Penulis adalah Hatta Bachtiar (Tata)_Kuwatno. Diberdayakan oleh Blogger.
RSS

CERPEN Cinta Tak Harus Memiliki

Cinta Tak Harus Memiliki
Penulis : Kuwatno (Tata)

Di malam minggu yang melelahkan ini sepulang dari kegiiatan MPP (Masa Penghayatan Penggalang) Iwan masih duduk terpaku dan berteman pilu di Sanggar sendirian, hanya angin dan dingin yang menyapanya yang merasuk ke sendi-sendi tulangnya hingga membawa Iwan ke alam keheningan karena  semua teman sudah pada pulang. Baru saja Iwan dan teman-teman panitia MPP mendapat cacian dari wali murid karena proses pemulangan peserta sampai larut malam. Ditambah lagi dengan kondisi fisiknya yang kurang sehat dan batinnya yang tengah risau memikirkan Rani. Ani Raswarani yang akrab di panggil Rani adalah sesosok wanita anggun dan solehah yang Iwan harapkan  kelak bersamanya meniti titian kehidupan, yang sekarang Rani tengah jauh di sana. “Mungkinkah Rani juga sedang merasakan  keresahan seperti apa yang kini aku rasakan”, gumamnya dalam hati. Angannya terus melayang akan Rani yang benar-benar ingin Iwan temui.


*********
Antara Purbalingga dan Tlahab di mana Rani tinggal di sana, dengan jarak yang lumayan jauh. Di sinilah Iwan bingung dengan apa yang sudah ia sampaikan kepada orang tua Rani tentang ketidak mampuannya memberikan kepastian tentang keseriusan hubungannnya dengan Rani, meskipun sebenarnya Iwan benar-benar mencintainya sepenuh hati dan ia yakin bersamanya kelak kan mendayung melewati samudra kehidupan. Oleh karenanyalah Iwan tidak ingin tergesa, ia ingin menyiapkan semuanya secara matang. Namun semenjak kejadian itu Iwan sendiri tak tahu apakah ada kecewa di benak orangtua Rani ataukah tidak tetapi yang terjadi setelah itu nomor Handphone Rani sulit untuk ia hubungi, begitujuga dengan nomor orangtua Rani. Tak mungkin lagi sekaranng ia menyapa Rani lewat telefon ataupun sms. Ia coba kirimkan satu salam rindunya yang  ia terbangkan bersama angin malam yang menyapanya. Namun benarkah salam ini kan sampai? Tak sadar air mata menetes dari matanya.
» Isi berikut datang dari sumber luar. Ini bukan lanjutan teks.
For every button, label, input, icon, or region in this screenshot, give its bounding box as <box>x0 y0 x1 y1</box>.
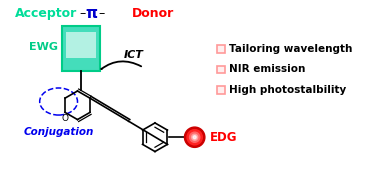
Circle shape <box>187 130 202 145</box>
Text: EDG: EDG <box>209 131 237 144</box>
FancyBboxPatch shape <box>66 32 96 58</box>
FancyBboxPatch shape <box>62 26 100 71</box>
Text: Donor: Donor <box>132 7 175 20</box>
Text: Tailoring wavelength: Tailoring wavelength <box>229 43 352 54</box>
Circle shape <box>190 132 200 142</box>
Text: –: – <box>79 7 85 20</box>
Circle shape <box>192 134 198 140</box>
Text: Acceptor: Acceptor <box>15 7 77 20</box>
Text: Conjugation: Conjugation <box>23 127 94 137</box>
Text: –: – <box>98 7 104 20</box>
Circle shape <box>184 127 205 147</box>
FancyBboxPatch shape <box>217 45 225 53</box>
Text: ICT: ICT <box>124 49 144 60</box>
FancyBboxPatch shape <box>217 66 225 73</box>
Text: NIR emission: NIR emission <box>229 64 305 74</box>
Text: EWG: EWG <box>29 42 58 52</box>
Circle shape <box>193 136 196 139</box>
Text: High photostalbility: High photostalbility <box>229 85 346 95</box>
FancyBboxPatch shape <box>217 86 225 94</box>
Text: O: O <box>61 114 68 123</box>
FancyArrowPatch shape <box>101 61 141 69</box>
Text: π: π <box>85 6 98 21</box>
“Ran, akankah kamu tahu bahwasanya aku ingin berjumpa denganmu? Entah telah berapa banyak hitungan waktuku yang terusai hanya karena anganmu. Apakah kau juga merasakan seperti apa yang di sini aku rasakan?” Pandangannya kosong dan tak terarah, bukan saja matanya tapi hatinya pun menangis terisak penuh haru karena rindu yang begitu menderu.

*********
Minggu pagi, kicau burung-burung yang asyik bercengkrama, bermain, berterbangan, meloncat dari dahan ke dahan, sesaat mereka terbang tinggi dan jauh tetapi kembali hinggap ke dahan. Betapa cerianya mereka, serasa tak ada beban dikehidupannya. Harusnya Iwan juga begitu, dapat dengan mudahnya menghempaskan pernak-pernik hidup yang Iwan tempuh ini.

Saat ini Iwan masih berada di Sanggar Pramuka sendirian membereskan barang-barang yang masih berserakan semalam, ia hendak mencoba menghubungi panitia yang lain tapi ia rasa dirinya bisa melakukannya sendiri sekalian ia jadikan kegiatan sejenak agar ia mampu melupakan sedikit masalahnya.

*********
Sesaat setelah Iwan mandi menyegarkan tubuhnya, ia berdiri di depan cermin di samping pintu sanggar Pramuka yang setengah terbuka. Iwan menatap wajahnya sendiri, berusaha menciptakan senyum sebagai tanda semangat untuk memulai harinya kembali.  “Semangat,..!! kau tak boleh jatuh terpuruk seperti ini, Iwan! Masih banyak waktu yang dapat kau isi agar hidup ini lebih bermakna”. Ia berbicara sendiri di depan cermin sambil menyentuh bayangan wajahnya.
“Hari ini, aku harus bisa bertemu dengan Rani, Harus!! Jangan kecewakan hatimu Wan!”. Gumamnya dalam hati.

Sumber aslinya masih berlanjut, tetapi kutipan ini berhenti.